Si bien qu’il répond surtout aux besoins des entreprises occidentales, qui veulent éviter que le continent ne devienne – comme cela peut être le cas de certains pays de l’Europe de l’Est – le maillon faible de leur protection contre les cyberattaques : « Un pirate est opportuniste, les entreprises africaines peuvent être vues comme une porte d’entrée via les systèmes d’information de leurs clients internationaux », avertit d’ailleurs Nicolas Arpagian, directeur stratégique et des affaires publiques d’Orange Cyberdefense.

Pourtant, selon Lacina Koné, directeur général de Smart Africa, une initiative soutenue par l’Union africaine et 24 pays subsahariens visant à l’avènement des nouvelles technologies sur le continent, « les cyberattaques pèsent en réalité bien plus sur les particuliers que sur les entreprises ».

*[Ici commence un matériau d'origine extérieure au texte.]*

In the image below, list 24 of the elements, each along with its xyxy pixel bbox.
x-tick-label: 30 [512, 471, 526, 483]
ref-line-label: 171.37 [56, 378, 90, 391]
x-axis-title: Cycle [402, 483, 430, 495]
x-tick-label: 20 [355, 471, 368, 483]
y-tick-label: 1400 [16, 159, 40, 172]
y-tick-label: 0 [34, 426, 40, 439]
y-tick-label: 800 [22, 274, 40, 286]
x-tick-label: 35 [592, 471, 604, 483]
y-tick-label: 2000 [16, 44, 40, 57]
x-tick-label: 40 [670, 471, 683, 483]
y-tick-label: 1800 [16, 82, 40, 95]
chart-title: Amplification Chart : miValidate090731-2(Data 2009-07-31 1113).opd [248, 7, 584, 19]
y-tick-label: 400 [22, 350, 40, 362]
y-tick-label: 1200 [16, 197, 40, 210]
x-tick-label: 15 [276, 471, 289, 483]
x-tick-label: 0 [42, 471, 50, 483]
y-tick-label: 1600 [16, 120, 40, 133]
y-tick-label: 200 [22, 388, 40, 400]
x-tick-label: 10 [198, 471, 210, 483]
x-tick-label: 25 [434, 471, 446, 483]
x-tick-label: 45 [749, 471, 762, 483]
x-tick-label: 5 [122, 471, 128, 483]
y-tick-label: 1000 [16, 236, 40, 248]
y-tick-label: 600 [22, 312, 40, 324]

Une vigilance étatique aussi nécessaire

Selon cet Ivoirien, près de 90 % des infractions numériques en Côte d’Ivoire concernent ainsi les utilisateurs des services de banques mobiles. Une proportion semblable à celle évoquée par James G. Claude pour d’autres régions du continent. Reste que pour protéger les consommateurs de services payants sur mobile de diverses fraudes – et en particulier de l’usurpation d’identité –, il faudra nécessairement une vigilance des États africains sur le sujet, et la mise en place de lois ad hoc poussant à investir massivement dans ce sens.

« Le sujet de la cybersécurité n’a pas été traité dans une majorité de pays. Or les groupes internationaux actifs dans le numérique apportent avec eux les normes européennes ou américaines, qui ne correspondent pas aux environnements africains. Il faut éviter la fraude, la loi de la jungle, mais aussi une colonisation digitale », fait valoir Lacina Koné, qui appelle les décideurs publics africains à défendre plus vigoureusement, par la régulation, les intérêts des entreprises et des consommateurs africains en poussant les différents acteurs du numérique – en lien avec les opérateurs de télécoms – à investir davantage sur une cybersécurité mieux adaptée aux besoins locaux.